Le patrimoine n'est pas menacé parce que ce qui est en question est du matériel parfaitement connu dont il subsiste de très nombreux exemplaires aussi bien dans des musées publics que dans des collections de particuliers. Les attentats ont amené les autorités à prendre des mesures telles que celle du préfet des Côtes d'Armor en 2016 qui a interdit, à l'occasion d'une fête médiévale, le port d'armes, même factices, en fer ou en bois, sauf pour les comédiens sur les lieux de spectacle. En avril 2017 une mesure analogue a été prise à l'occasion d'une cérémonie de commémoration annuelle. En protestation, les participants à cette commémoration ont porté des balais à la place des armes prohibées par le préfet. Il semble toutefois que la tension soit retombée. Les associations concernées ont interpellé les autorités et celles-ci n'ont pas à ma connaissance apporté d'entraves de cette sorte aux commémorations du 11 novembre. La question des commémorations, reconstitutions historiques et collections d'armes avait d'ailleurs été débattue lors d'une séance de l'Assemblée Nationale le 31 janvier.
Ce dont peuvent à juste titre se plaindre les collectionneurs est un zèle excessif, de la part de douaniers principalement, qui s'appuie sur ce qu'on peut considérer comme des failles dans la réglementation. Le 14 octobre 2017 des membres de l'association
Thiérache histoire vivante ont été placés en garde à vue, leur domicile a été perquisitionné et des armes leur ont été saisies. Une autre affaire est celle de la saisie d'une collection ordonnée dans le cadre d'une procédure de divorce. L'expert chargé d'évaluer la valeur de la collection que le mari avait constitué avait estimé nécessaire une expertise technique afin d'assurer que les pièces provenant de munitions étaient sans danger. Bien que l'expertise ait conclu à l'absence d'explosifs, le procureur a tout de même fait placer la collection sous scellés.
Les failles réglementaires sont exposées par le président de l'UFA dans cet article :
http://www.armes-ufa.com/IMG/pdf/ga513_18_novembre_epaves_doulles_reglo.pdfIl s'agit tout d'abord de la prise en compte de la notion d'épave.
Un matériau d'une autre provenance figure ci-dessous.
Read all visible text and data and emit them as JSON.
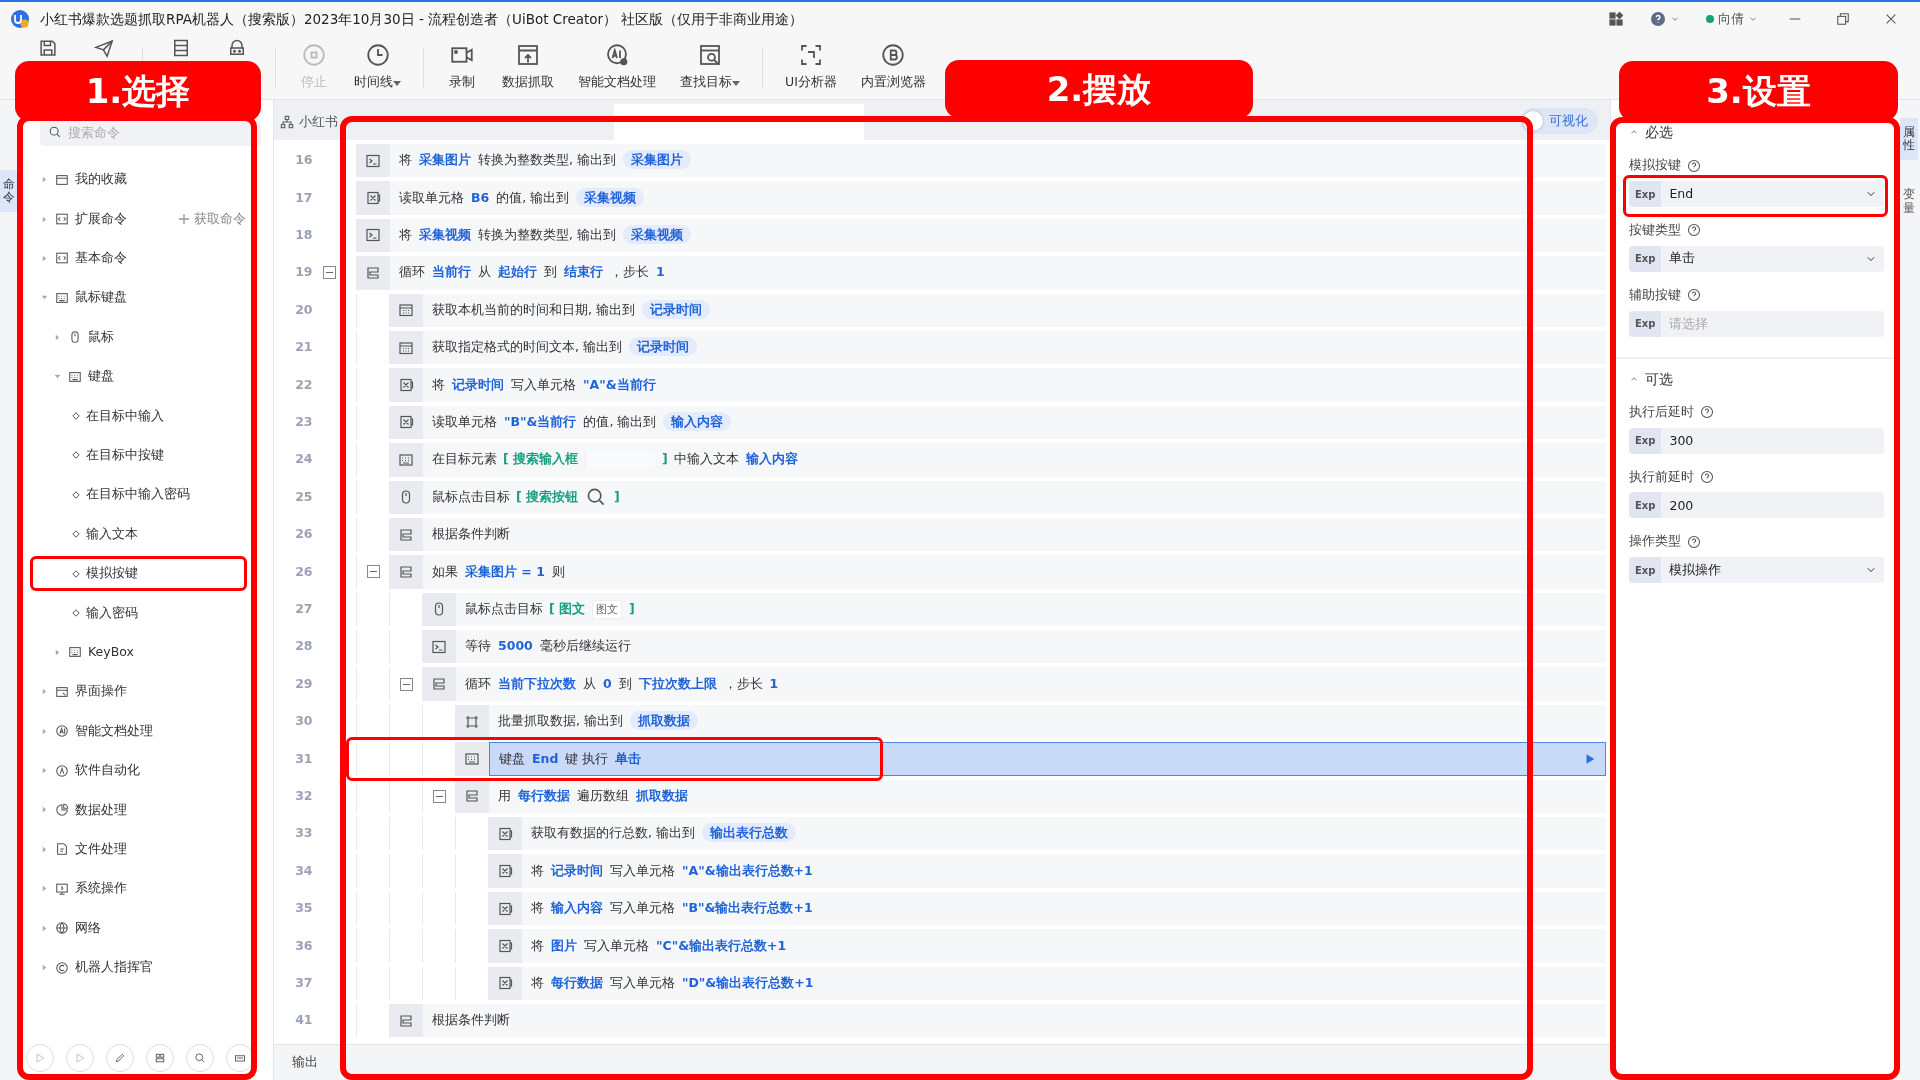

Des armes peuvent être librement détenues à condition d'avoir été neutralisées. Mais lorsque l'arme est fortement dégradée par la corrosion, elle ne peut être démontée et neutralisée par un armurier comme le prescrit la réglementation. Aussi, quoiqu'inutilisable et donc inoffensive, une telle épave n'est-elle pas déclassée. Il y a tout de même une jurisprudence en la matière : la cour de cassation a jugé qu'un hélicoptère réduit à l'état d'épave ne pouvait plus être considéré comme du matériel militaire.
Il s'agit ensuite de l'absence de procédure de neutralisation pour les douilles de calibre supérieur à 20 mm : il suffirait, à l'instar des douilles de moins de 20 mm de les neutraliser en les perçant.
Le ministre de l'intérieur, saisi de cette question, a répondu en août 2018 que c'était à l'étude.
Je pense pour ma part que, si les préoccupations des collectionneurs et diverses associations détenant des armes de collection sont parfaitement légitimes, on en fait cependant un peu trop en invoquant la conservation du patrimoine et le devoir de mémoire. Il faut certes transmettre la mémoire mais il me semble qu'on le fait bien mieux en lisant par exemple une lettre de poilu qu'en exhibant un vieux fusil.